While the FDA begins to take action, localities should continue leading the way by adopting stronger local laws to prohibit the sale of ALL flavored tobacco products and vaping products, including menthol.
The reason for the years of delays and roadblocks for FDA to take action to regulate menthol is due to ongoing interference from the tobacco industry – not from a lack of science. We have long known the hazards of mentholated tobacco products and the potential benefits of a ban on menthol and other flavors.
In response to the FDA’s earlier delays and roadblocks, grassroots activism helped communities move forward with local laws to end the sale of flavored tobacco products in cities like San Francisco and Oakland.

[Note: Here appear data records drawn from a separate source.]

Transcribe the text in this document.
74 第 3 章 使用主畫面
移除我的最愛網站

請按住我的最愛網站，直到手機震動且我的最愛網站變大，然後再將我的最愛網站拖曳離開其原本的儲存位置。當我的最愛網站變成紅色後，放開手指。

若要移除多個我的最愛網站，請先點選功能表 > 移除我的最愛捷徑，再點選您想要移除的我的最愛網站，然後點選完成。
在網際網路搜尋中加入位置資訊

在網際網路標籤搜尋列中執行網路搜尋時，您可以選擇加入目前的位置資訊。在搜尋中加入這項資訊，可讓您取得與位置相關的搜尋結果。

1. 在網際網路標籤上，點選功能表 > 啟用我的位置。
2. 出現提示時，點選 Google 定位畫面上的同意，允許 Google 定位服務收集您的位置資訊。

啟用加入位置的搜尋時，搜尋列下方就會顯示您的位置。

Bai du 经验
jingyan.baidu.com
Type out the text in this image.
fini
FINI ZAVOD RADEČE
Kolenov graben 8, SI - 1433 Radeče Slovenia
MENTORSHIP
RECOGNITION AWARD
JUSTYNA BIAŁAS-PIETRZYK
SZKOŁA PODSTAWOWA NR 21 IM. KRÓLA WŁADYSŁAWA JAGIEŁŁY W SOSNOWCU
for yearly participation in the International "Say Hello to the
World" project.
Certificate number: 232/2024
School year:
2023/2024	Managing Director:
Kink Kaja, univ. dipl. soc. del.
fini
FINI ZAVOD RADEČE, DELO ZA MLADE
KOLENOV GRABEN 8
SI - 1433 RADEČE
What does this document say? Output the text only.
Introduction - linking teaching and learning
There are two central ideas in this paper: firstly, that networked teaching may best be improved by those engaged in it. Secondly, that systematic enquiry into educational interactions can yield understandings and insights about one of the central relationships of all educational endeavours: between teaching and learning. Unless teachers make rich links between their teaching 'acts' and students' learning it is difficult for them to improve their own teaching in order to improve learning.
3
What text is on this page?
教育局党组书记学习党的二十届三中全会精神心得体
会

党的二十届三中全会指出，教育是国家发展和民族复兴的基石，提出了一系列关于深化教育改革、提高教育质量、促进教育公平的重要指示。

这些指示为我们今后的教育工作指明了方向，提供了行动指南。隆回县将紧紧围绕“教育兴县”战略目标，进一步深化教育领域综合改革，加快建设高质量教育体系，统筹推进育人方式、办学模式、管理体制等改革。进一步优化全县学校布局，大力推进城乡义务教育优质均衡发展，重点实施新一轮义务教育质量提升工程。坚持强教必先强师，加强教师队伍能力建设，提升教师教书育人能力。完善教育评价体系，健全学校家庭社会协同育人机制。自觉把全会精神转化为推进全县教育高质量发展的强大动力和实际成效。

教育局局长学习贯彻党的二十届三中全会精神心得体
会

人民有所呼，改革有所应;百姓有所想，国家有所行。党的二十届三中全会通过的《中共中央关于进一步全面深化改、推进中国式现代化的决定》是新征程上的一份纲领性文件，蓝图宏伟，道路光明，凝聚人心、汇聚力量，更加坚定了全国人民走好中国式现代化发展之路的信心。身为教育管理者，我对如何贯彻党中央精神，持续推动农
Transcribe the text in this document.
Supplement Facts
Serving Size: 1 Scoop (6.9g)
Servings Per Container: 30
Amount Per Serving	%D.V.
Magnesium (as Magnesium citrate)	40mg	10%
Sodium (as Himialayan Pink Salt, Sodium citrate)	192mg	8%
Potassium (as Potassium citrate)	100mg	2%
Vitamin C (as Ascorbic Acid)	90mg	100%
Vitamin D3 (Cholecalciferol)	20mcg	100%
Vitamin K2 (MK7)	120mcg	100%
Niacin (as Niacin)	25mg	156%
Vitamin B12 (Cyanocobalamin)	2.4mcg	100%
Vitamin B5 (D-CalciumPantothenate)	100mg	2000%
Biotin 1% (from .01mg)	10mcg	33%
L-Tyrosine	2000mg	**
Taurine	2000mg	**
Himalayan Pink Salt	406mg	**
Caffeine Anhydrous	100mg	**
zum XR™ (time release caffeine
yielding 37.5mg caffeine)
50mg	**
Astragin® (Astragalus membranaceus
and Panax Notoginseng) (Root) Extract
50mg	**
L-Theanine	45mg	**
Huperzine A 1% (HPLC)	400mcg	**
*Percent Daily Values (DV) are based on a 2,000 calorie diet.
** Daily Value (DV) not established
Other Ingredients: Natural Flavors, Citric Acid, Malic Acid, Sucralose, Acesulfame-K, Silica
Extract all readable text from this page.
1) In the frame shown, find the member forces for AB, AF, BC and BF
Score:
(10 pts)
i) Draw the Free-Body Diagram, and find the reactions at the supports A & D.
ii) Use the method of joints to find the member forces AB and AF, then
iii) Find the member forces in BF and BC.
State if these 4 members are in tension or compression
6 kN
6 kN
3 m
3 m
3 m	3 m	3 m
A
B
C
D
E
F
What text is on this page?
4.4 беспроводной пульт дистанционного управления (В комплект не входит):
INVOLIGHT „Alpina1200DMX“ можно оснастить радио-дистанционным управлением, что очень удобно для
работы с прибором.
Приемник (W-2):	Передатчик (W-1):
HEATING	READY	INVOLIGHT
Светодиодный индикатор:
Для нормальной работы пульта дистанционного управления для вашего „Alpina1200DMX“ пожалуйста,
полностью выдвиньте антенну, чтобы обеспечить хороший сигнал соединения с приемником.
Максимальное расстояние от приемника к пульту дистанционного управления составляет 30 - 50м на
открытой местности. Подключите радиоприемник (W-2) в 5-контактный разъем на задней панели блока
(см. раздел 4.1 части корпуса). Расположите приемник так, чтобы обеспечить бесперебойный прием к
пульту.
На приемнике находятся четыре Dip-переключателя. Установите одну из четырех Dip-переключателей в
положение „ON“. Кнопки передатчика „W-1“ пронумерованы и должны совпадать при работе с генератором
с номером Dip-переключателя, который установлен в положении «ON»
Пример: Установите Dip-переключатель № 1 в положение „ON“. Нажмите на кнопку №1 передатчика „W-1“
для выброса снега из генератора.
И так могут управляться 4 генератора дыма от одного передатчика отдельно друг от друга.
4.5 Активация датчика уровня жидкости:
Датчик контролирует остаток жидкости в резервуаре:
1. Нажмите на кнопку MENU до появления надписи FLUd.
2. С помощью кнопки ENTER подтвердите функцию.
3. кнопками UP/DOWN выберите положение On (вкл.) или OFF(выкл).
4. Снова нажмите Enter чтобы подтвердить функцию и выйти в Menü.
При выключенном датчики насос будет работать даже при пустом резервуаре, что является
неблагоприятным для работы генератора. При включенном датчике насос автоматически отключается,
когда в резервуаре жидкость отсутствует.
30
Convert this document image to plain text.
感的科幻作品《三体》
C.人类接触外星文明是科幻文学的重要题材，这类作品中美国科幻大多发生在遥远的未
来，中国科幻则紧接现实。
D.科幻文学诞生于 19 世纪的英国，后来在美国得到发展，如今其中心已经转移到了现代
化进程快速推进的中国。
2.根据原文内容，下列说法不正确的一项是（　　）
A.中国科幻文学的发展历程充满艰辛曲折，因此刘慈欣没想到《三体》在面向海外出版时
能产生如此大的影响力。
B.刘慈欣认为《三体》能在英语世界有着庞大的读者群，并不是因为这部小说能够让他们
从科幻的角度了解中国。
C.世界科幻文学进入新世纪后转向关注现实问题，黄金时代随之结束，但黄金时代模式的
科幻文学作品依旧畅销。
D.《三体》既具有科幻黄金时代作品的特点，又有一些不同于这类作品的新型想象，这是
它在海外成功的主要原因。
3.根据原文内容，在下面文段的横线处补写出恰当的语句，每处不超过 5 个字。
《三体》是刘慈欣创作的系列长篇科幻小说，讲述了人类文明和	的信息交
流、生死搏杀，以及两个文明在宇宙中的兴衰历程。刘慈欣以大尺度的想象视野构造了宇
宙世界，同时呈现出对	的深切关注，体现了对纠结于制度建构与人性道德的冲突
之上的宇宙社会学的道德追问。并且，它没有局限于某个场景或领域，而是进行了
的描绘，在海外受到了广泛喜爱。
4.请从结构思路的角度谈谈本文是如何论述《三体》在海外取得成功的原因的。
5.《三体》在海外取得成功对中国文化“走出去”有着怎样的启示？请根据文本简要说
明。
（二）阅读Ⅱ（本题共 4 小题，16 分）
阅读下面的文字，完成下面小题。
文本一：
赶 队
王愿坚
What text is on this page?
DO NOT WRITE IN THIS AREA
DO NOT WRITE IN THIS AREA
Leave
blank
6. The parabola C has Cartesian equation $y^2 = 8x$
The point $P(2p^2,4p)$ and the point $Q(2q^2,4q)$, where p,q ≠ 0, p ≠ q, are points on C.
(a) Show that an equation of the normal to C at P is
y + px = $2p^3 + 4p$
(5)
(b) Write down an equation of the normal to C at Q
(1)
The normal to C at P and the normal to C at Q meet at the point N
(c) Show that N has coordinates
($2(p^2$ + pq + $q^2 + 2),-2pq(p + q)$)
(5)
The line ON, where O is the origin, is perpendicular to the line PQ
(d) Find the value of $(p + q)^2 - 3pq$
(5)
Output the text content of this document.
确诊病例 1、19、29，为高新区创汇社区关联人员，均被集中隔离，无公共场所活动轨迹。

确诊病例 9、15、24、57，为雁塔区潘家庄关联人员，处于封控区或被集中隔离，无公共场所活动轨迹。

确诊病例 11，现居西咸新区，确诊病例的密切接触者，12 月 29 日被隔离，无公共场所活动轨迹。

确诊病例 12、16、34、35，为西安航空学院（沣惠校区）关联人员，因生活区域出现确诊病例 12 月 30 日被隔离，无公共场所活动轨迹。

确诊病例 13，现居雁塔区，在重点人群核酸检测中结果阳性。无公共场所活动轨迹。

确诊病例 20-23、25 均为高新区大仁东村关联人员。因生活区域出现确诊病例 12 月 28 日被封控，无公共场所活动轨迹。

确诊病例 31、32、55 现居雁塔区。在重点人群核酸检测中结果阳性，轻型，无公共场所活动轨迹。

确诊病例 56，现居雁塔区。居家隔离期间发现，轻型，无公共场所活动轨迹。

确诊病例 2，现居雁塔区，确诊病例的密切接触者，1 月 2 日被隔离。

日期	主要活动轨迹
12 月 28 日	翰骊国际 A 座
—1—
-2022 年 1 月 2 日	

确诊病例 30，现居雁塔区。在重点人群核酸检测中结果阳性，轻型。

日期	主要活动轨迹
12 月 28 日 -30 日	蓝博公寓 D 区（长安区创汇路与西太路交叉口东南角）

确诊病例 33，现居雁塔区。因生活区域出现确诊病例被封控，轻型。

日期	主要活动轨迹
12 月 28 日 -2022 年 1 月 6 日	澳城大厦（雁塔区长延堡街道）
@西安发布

These local laws demonstrate that policies are effective and popular.
Despite aggressive industry interference over the years, two organizations in particular have maintained steadfast leadership over the last decade for building the movement for removing menthol from tobacco products: African American Tobacco Control Leadership Council (AATCLC) and Center for Black Heath and Equity (formally NAATPN). Key leaders including AATCLC founders Dr. Valerie Yerger, Dr. Philip Gardiner, and Carol McGruder as well as Delmonte Jefferson lead the work in educating communities and elected officials, advocating for local and state laws, testifying at FDA Tobacco Products Scientific Advisory Committee (TPSAC) meetings, and organizing partners in support of the movement. Their pioneering leadership laid the groundwork for localities to take action and generating more evidence that these policies will protect public health, particularly amongst those targeted most heavily by the tobacco industry to smoke methol cigarettes.
Today, we celebrate with everyone working towards health equity and thank those who spent years paving the way for this important victory through their leadership, activism, education and community organizing.